Er lachte. »Wohl kaum. Nein, wenn die Container Agigea verlassen, sind sie mit ganz legalen Gütern beladen. Aber ich habe eine kleine Werft etwa fünfzig Kilometer entfernt von Bukarest. In der Nähe von Giurgiu. Die Schiffe fahren da hinein, und die Ladungen werden – wie soll ich sagen? – korrigiert. Die legalen Waren werden auf Lastwagen umgeladen. Und unsere zahmen Zollbeamten ersetzen die Siegel, so dass alles genau so ist, wie es sein sollte.« Er ließ ihre Hand los und legte ihr den Arm um die Schultern. »Du siehst, wie groß mein Vertrauen in dich ist, dass ich dir all dies sage.«
»Ich weiß es zu schätzen«, sagte Carol und versuchte, ihre Freude darüber zu verbergen, dass sie diese kostbaren Informationen gewonnen hatte. »Wie viele Container hast du denn normalerweise laufen?«, fragte sie. Es war etwas, was Caroline als Geschäftsfrau würde wissen wollen.

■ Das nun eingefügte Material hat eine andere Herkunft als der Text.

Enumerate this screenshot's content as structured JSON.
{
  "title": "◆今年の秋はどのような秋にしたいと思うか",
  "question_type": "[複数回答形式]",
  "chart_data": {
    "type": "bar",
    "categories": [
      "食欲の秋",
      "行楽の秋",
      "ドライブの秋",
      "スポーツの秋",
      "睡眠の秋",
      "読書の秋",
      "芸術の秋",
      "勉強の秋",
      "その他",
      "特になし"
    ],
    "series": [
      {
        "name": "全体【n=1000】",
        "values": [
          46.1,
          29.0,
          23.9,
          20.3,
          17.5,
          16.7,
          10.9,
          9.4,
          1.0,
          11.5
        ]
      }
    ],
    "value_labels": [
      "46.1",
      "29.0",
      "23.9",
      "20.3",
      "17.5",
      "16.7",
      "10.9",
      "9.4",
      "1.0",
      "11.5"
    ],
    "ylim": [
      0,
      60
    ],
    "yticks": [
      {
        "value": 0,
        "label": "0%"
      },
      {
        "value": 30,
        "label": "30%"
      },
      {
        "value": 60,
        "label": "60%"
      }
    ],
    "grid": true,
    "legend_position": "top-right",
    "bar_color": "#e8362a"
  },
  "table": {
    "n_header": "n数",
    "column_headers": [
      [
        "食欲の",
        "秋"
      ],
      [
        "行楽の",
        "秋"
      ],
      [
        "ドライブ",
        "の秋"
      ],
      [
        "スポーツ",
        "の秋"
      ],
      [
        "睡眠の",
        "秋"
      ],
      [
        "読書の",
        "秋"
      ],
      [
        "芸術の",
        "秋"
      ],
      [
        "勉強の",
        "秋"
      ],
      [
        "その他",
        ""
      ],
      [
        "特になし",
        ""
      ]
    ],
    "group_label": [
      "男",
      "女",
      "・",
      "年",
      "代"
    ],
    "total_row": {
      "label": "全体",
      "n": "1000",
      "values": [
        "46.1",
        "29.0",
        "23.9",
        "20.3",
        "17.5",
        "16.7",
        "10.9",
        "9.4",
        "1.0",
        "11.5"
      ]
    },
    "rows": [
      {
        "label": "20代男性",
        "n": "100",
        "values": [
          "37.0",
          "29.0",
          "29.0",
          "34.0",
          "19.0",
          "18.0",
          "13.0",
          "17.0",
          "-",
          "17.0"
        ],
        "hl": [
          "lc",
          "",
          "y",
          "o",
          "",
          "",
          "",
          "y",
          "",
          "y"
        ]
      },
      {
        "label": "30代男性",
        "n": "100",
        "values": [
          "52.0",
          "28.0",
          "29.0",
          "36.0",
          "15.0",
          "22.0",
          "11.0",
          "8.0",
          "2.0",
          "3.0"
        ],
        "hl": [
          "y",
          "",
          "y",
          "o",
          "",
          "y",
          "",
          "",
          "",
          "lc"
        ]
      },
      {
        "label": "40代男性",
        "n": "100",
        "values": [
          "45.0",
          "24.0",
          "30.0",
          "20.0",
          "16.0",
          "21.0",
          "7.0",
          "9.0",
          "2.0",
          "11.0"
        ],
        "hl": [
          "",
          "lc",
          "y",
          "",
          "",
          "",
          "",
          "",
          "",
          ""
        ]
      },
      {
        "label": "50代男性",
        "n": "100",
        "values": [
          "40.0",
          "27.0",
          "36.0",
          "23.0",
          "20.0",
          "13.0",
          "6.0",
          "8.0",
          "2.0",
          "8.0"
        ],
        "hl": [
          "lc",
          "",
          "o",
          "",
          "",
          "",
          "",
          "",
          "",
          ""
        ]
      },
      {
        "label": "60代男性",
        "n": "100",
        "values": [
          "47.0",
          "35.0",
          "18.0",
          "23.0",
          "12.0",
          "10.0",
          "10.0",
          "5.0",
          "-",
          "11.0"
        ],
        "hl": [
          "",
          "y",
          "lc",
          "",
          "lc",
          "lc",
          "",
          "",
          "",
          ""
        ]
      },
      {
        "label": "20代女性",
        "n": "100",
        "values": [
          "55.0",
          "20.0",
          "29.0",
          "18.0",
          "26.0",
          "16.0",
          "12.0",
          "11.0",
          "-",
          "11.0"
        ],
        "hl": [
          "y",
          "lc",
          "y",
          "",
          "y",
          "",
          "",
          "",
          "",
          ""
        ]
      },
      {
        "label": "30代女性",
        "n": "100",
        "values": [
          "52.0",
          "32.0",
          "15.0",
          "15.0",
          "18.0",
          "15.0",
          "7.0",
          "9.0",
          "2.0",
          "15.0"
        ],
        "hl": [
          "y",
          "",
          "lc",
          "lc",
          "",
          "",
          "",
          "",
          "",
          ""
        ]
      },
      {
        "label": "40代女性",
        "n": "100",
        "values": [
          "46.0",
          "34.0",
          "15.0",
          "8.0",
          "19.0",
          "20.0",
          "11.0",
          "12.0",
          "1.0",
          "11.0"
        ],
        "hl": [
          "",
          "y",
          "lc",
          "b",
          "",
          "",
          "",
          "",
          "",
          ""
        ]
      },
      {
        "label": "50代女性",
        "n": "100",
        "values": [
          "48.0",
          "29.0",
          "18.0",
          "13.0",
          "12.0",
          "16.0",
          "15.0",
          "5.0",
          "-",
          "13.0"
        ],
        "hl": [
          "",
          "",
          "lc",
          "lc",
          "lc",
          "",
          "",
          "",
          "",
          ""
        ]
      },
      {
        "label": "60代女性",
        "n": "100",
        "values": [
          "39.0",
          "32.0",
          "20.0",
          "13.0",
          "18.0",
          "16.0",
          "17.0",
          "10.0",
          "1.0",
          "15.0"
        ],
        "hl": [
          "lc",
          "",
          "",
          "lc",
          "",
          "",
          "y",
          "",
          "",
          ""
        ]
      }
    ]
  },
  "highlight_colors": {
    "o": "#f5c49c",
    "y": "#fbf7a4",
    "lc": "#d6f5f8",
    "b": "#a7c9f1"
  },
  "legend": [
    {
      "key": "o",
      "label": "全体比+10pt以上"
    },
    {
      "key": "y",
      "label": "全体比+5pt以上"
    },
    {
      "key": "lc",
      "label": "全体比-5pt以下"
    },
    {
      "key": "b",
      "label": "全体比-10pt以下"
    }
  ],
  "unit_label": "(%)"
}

»Zwischen dreißig und vierzig«, sagte er. »Manchmal ist nur eine kleine Menge Heroin an Bord, aber trotzdem heißt das, dass man den ganzen Container braucht.«
»Das ist eine hohe Investition«, sagte Carol.
»Glaub mir, Caroline, jeder Container bringt jedes Jahr ein Vielfaches seines Wertes. Es ist eine lukrative Sache. Wenn das Geschäft mit den Illegalen zwischen uns beiden klappt, könnten wir dann vielleicht auch andere Ware umschlagen?«
»Ich glaube nicht«, sagte sie bestimmt. »Mit Drogen will ich nichts zu tun haben. Es ist zu riskant. Zu viele Dummköpfe glauben, dass man damit leicht Geld macht. Man muss sich mit beschissenen, unzuverlässigen Pennern abgeben, Leute, die man nicht in seiner Stadt und schon gar nicht in seinem Haus haben wollte. Außerdem kümmert sich die Polizei viel zu intensiv um Drogen.«
Er zuckte mit den Schultern. »Das ist deine Entscheidung. Darko gibt sich für mich mit dem Abschaum ab. Ich rede nur mit den Leuten an der Spitze der Pyramide. Wie steht’s mit Waffen? Was meinst du dazu?«
»Ich benutze keine und mag sie nicht.«
Tadeusz lachte entzückt. »So geht es mir mit Drogen. Aber es sind ja nur Geschäfte, Caroline. Du kannst es dir nicht leisten, in Geschäftsdingen sentimental zu sein.«
»Ich bin nicht sentimental. Ich habe einen guten, sehr profitablen Betrieb und will nichts mit Gangstern zu tun haben.«
»Jeder braucht ein zweites profitables Standbein.«
»Deshalb habe ich die Anlagen auf der Airbase gekauft. Deshalb bin ich jetzt hier. Du lieferst mir die Arbeitskräfte, sonst brauche ich nichts.«
Er zog sie etwas näher zu sich heran. »Du wirst sie kriegen.« Er wandte sich ihr zu und küsste sie auf den Mund. »Mit einem Kuss besiegelt.«
Carol lehnte sich leicht an ihn, schließlich war ihr bewusst, dass sie den Widerwillen nicht zeigen durfte, den seine Bekenntnisse in ihr hervorgerufen hatten. »Wir werden gute Partner sein«, sagte sie leise.